In 4th-century BC Athens, a strange and untidy figure became popular with young people by explaining his ideas about change. It wasn’t Jeremy Corbyn… it was one of the greatest philosophers the world has ever known: Socrates. He suggested that by critically examining your own ideas, you could use reason and reflective thinking to set yourself on the path to becoming a good person.
Many people have thought about the origins of everything that exists. Aristotle and Aquinas were two thinkers who looked carefully at ideas of cause and effect. They thought that all the things we see around us must have come from somewhere, and they suggested this trail would lead us back to the First Cause – the principle that started everything off. For Aquinas this had to be God.
According to the French philosopher Descartes, doubt is not just about experiencing unsettling worries. He thought doubt could be used to strip away our false beliefs, and through following a kind of thought experiment to see how far we could go in doubting things, we could then start to build knowledge on more secure foundations. This is the start of the idea of a scientist as a person with an inquiring mind. Descartes hated getting up early in the morning though.
Isaac Newton was a genius when it came to ideas about the physical world. He studied the patterns of moving objects, and suggested the universe was following a series of laws that were regular, occurred everywhere in the same way and could be understood by humans. The universe as a giant machine! Alan Turing extended part of this idea in a different direction through his work on computer codes, and, by exploring the idea of the mind as machine, laid the foundations for modern artificial intelligence.
Energetic French maverick Denis Diderot created a massive collection of knowledge in his 28-volume Encyclopaedia, which took 12 years of hard work to complete. It was published in 1772. He faced financial ruin, persecution, censorship, unreliable contributors and unscrupulous editors. When Tim Berners-Lee invented the internet many years later, could he have predicted that Wikipedia would become such a powerful standard reference source? And that its editor-in-chief James Wales would face some of the same challenges as Diderot?

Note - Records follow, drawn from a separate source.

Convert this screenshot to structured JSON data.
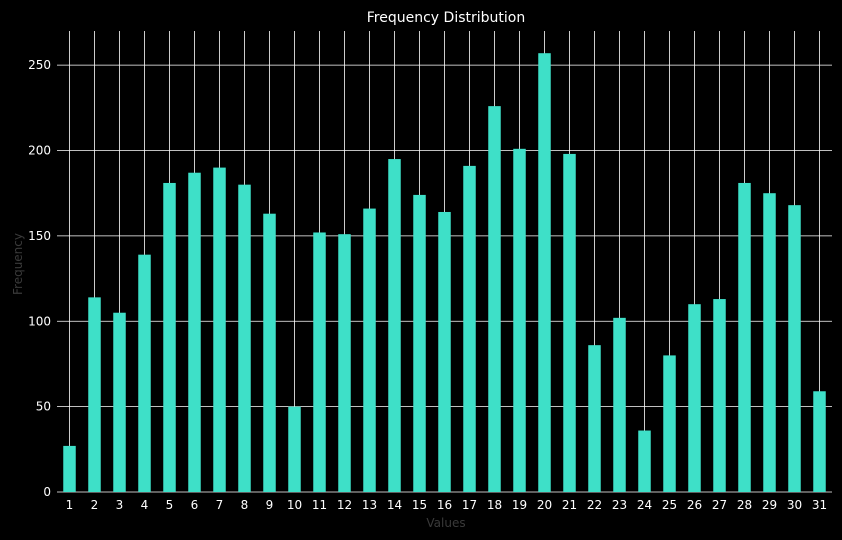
{
  "chart_data": {
    "type": "bar",
    "title": "Frequency Distribution",
    "xlabel": "Values",
    "ylabel": "Frequency",
    "categories": [
      "1",
      "2",
      "3",
      "4",
      "5",
      "6",
      "7",
      "8",
      "9",
      "10",
      "11",
      "12",
      "13",
      "14",
      "15",
      "16",
      "17",
      "18",
      "19",
      "20",
      "21",
      "22",
      "23",
      "24",
      "25",
      "26",
      "27",
      "28",
      "29",
      "30",
      "31"
    ],
    "values": [
      27,
      114,
      105,
      139,
      181,
      187,
      190,
      180,
      163,
      50,
      152,
      151,
      166,
      195,
      174,
      164,
      191,
      226,
      201,
      257,
      198,
      86,
      102,
      36,
      80,
      110,
      113,
      181,
      175,
      168,
      59
    ],
    "ylim": [
      0,
      270
    ],
    "yticks": [
      0,
      50,
      100,
      150,
      200,
      250
    ],
    "grid": true,
    "bar_color": "#3ee0c8",
    "background_color": "#000000",
    "grid_color": "#ffffff"
  }
}
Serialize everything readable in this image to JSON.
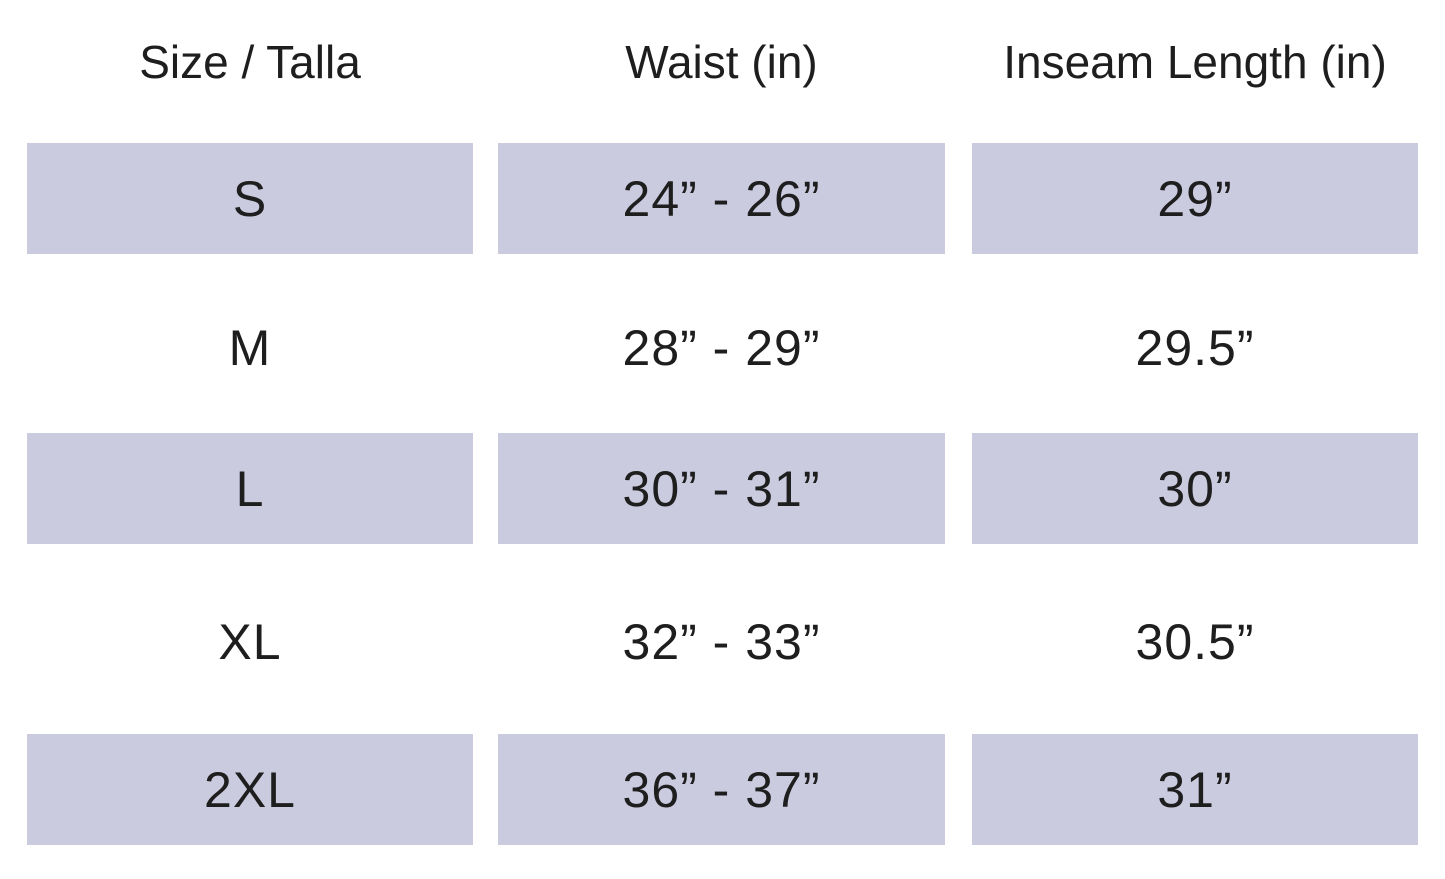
{
  "table": {
    "header": [
      "Size / Talla",
      "Waist (in)",
      "Inseam Length (in)"
    ],
    "rows": [
      [
        "S",
        "24” - 26”",
        "29”"
      ],
      [
        "M",
        "28” - 29”",
        "29.5”"
      ],
      [
        "L",
        "30” - 31”",
        "30”"
      ],
      [
        "XL",
        "32” - 33”",
        "30.5”"
      ],
      [
        "2XL",
        "36” - 37”",
        "31”"
      ]
    ]
  }
}
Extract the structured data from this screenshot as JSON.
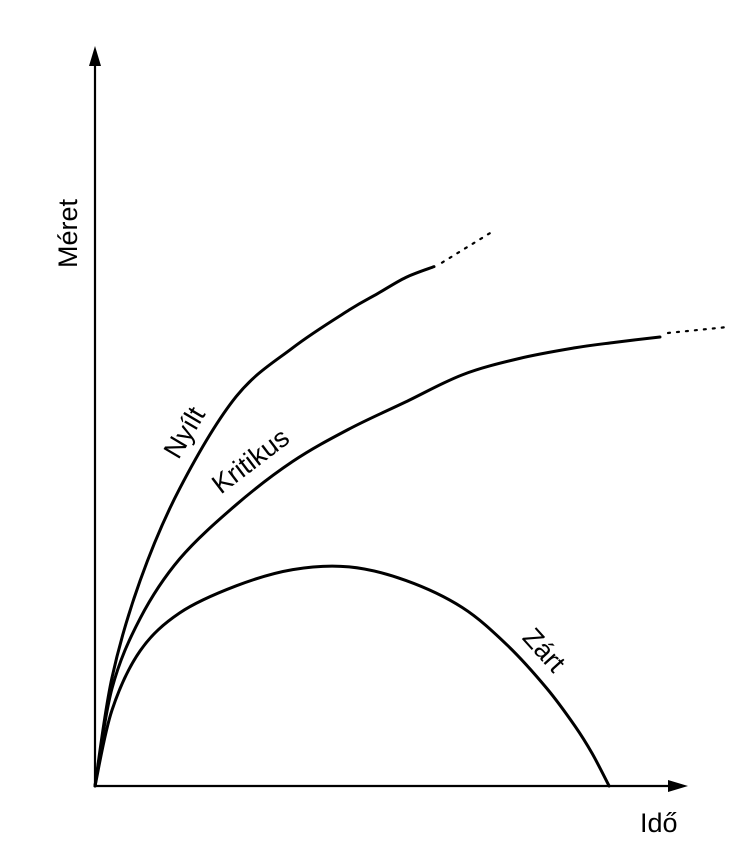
{
  "chart_data": {
    "type": "line",
    "title": "",
    "xlabel": "Idő",
    "ylabel": "Méret",
    "xlim": [
      0,
      10
    ],
    "ylim": [
      0,
      10
    ],
    "ticks": false,
    "grid": false,
    "series": [
      {
        "name": "Nyílt",
        "x": [
          0,
          0.3,
          0.8,
          1.5,
          2.5,
          3.5,
          4.5,
          5.0,
          5.5,
          6.0
        ],
        "y": [
          0,
          2.0,
          3.8,
          5.5,
          7.2,
          8.1,
          8.8,
          9.1,
          9.4,
          9.6
        ],
        "continues_dotted": true
      },
      {
        "name": "Kritikus",
        "x": [
          0,
          0.3,
          0.8,
          1.5,
          2.5,
          3.5,
          4.5,
          5.5,
          6.5,
          7.5,
          8.5,
          9.2,
          10.0
        ],
        "y": [
          0,
          1.8,
          3.1,
          4.2,
          5.2,
          6.0,
          6.6,
          7.1,
          7.6,
          7.9,
          8.1,
          8.2,
          8.3
        ],
        "continues_dotted": true
      },
      {
        "name": "Zárt",
        "x": [
          0,
          0.3,
          0.8,
          1.5,
          2.5,
          3.5,
          4.5,
          5.5,
          6.5,
          7.3,
          8.0,
          8.5,
          8.8,
          9.1
        ],
        "y": [
          0,
          1.4,
          2.5,
          3.2,
          3.7,
          4.0,
          4.05,
          3.8,
          3.3,
          2.6,
          1.8,
          1.1,
          0.6,
          0.0
        ],
        "continues_dotted": false
      }
    ]
  }
}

Mary Wollstonecraft wrote a book called A Vindication of the Rights of Women in 1799. Inspired by the motto of the French revolutionaries calling for human rights in the name of Liberty, Equality and Fraternity (brotherhood), she became angry about injustice and oppression. She couldn’t help noticing, though, that the brotherhood part left a few people out… namely all women. Her book didn’t make her popular at the time – she was called ‘a hyena in petticoats’ and the book quickly went out of print. It took a few more years for women to get their point across.
In 1961 a writer called Hannah Arendt went to observe the trial of a famous Nazi, Adolf Eichmann, in Jerusalem. He was on trial charged with crimes against humanity, and for his part in the Holocaust where 6 million Jewish people died. Arendt expected to see a monster, but Eichmann turned out to be a dull and unimaginative man, who kept repeating that he had only followed the orders of his superiors, and so was not responsible for anything that happened. Arendt wrote that the administrative bureaucracy of the Third Reich had been so machine-like it had blunted the sense of morality of those who were enforcing it, and this was the real face of evil in the modern age.
Australian philosopher Peter Singer argues that we are closer to animals than some people might think, and because of this we have a duty to respect animals, not to harm them, and certainly not to breed them to be eaten. Singer is a vegetarian and an outspoken supporter of animal rights. He takes a moral stance which is based not only on animals’ similarity to humans but also a defence of their right to lives that can be lived free from inflicted pain or cruelty.